The plethora of Level 3 BIM conferences undoubtedly confirms its status as a hot topic. However, mindful of the need to make sure we are not attempting to run before we can walk, at least two things need to happen before Level 3 BIM can succeed.
Level 2 BIM must be mastered and correctly implemented. We must be able to provide a single source of truth.
It seems reasonable to assume that mastering Level 2 is obvious. However, having had discussions in the context of Level 3 with many industry players, from new entrants to advanced practitioners, I find that often, the importance of Level 2 is not fully understood.
The deadline for mandatory Level 2 BIM has long been and gone, with barely a murmur from a normally vociferous industry. It’s almost as if it never happened.
Could this be because the industry believes we have already achieved PAS 1192 and therefore all we need to do now is wait? Or could it be that by keeping heads below the parapet, it may go away?
Whatever the reasons, we must get Level 2 right before we can contemplate implementing Level 3. This is because the latter will necessitate the sharing of defined data outputs with many other bodies and the whole point of the former is to create that data in a consistent and defined manner. To do anything else means we are not performing at Level 2.
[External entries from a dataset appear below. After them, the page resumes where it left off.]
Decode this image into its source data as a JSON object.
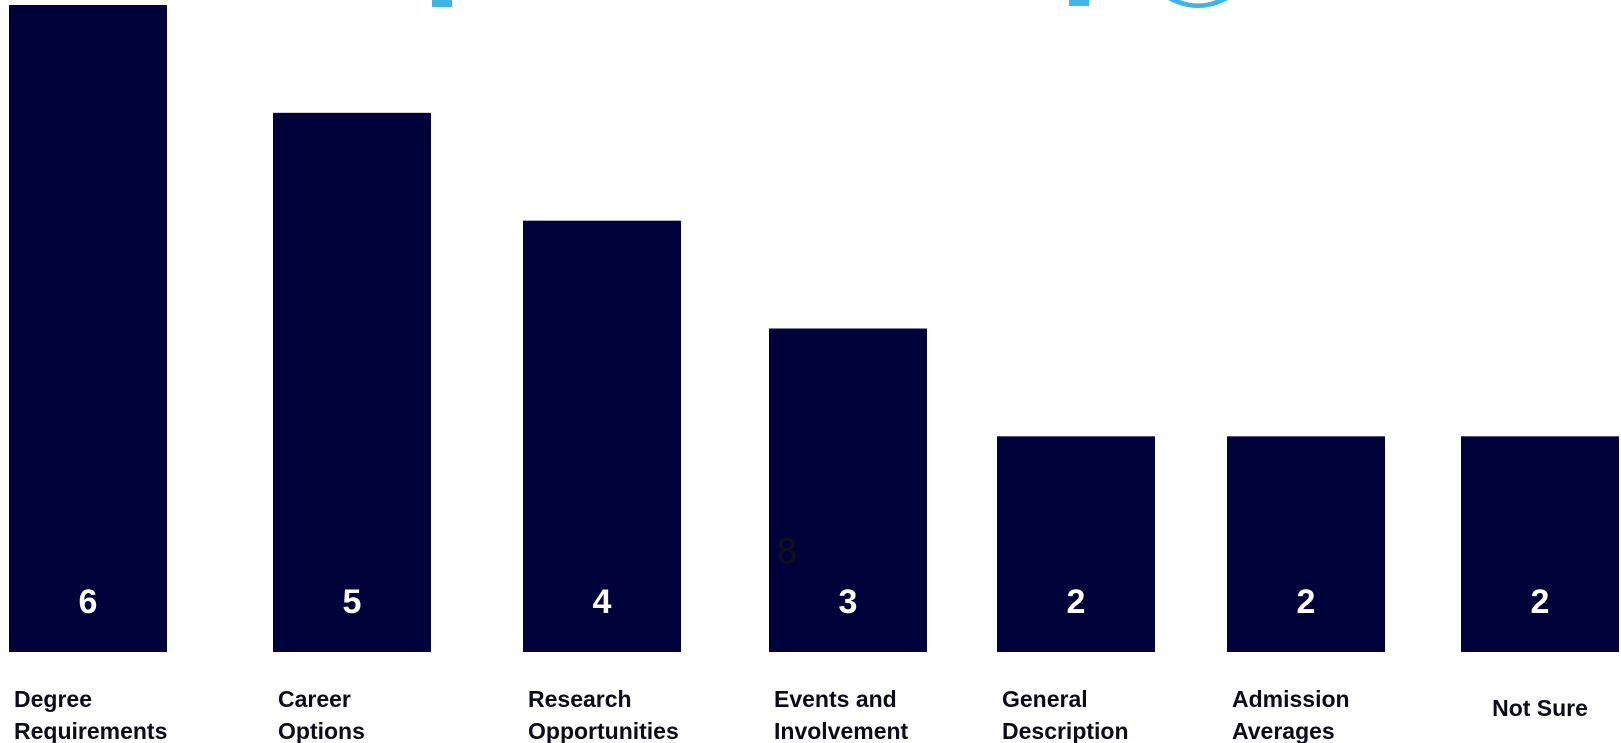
{
  "chart_data": {
    "type": "bar",
    "categories": [
      [
        "Degree",
        "Requirements"
      ],
      [
        "Career",
        "Options"
      ],
      [
        "Research",
        "Opportunities"
      ],
      [
        "Events and",
        "Involvement"
      ],
      [
        "General",
        "Description"
      ],
      [
        "Admission",
        "Averages"
      ],
      [
        "Not Sure"
      ]
    ],
    "values": [
      6,
      5,
      4,
      3,
      2,
      2,
      2
    ],
    "ylim": [
      0,
      6
    ],
    "grid": false,
    "legend": "none",
    "bar_color": "#00033a",
    "value_label_color": "#ffffff",
    "title_color": "#3fb4e6",
    "annotations": [
      "8"
    ]
  }
}
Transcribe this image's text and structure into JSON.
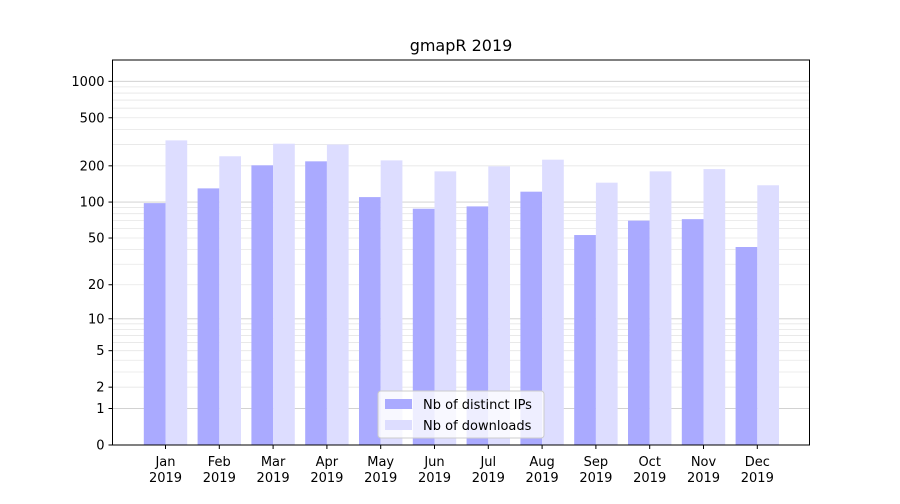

A key requirement of this process is the ability to define, select and model the components that are used to assemble the finished construction, whether they be simple objects like furnishing and finishes, or more complex assemblies such as walls, ductwork or systems. In the BIM world, they are all important. Level 2 provides the framework to ensure that they are correctly represented in the model.
So the message is clear: as well as being an absolute requirement for government works, the Level 2 mandate has to be complied with, across all stakeholders, before we can even consider introducing Level 3.
The importance of a single source of truth
In information systems design and theory, single source of truth (SSOT), is the practice of structuring information models and associated data such that every data element is stored exactly once.
In practice this means that there is only one repository for any data element – the primary source. Wherever this data is accessed from, the link is always back to this primary source.
The obvious advantage of this practice is that it maintains the consistency of data and prevents the creation of inconsistent duplicates. This applies to pretty much any business process and of course is highly advantageous to the construction process with its large number of stakeholders and diverse supply chain.
When the concept of SSOT is considered as part of wider data sharing (which will be a core deliverable of Level 3 BIM), its importance is even greater. In this process, data will be available outside of the construction supply chain, to many other bodies and industries – utilities, security, transportation and city planning to name but a few. The data supplied will be of no use unless it is consistent and complete: SSOT is a must.
Finally, most importantly, SSOT cannot be achieved using traditional file-based systems, which are difficult to control and easy to manipulate. It must be achieved in an easily accessible environment, which is exactly what the cloud provides.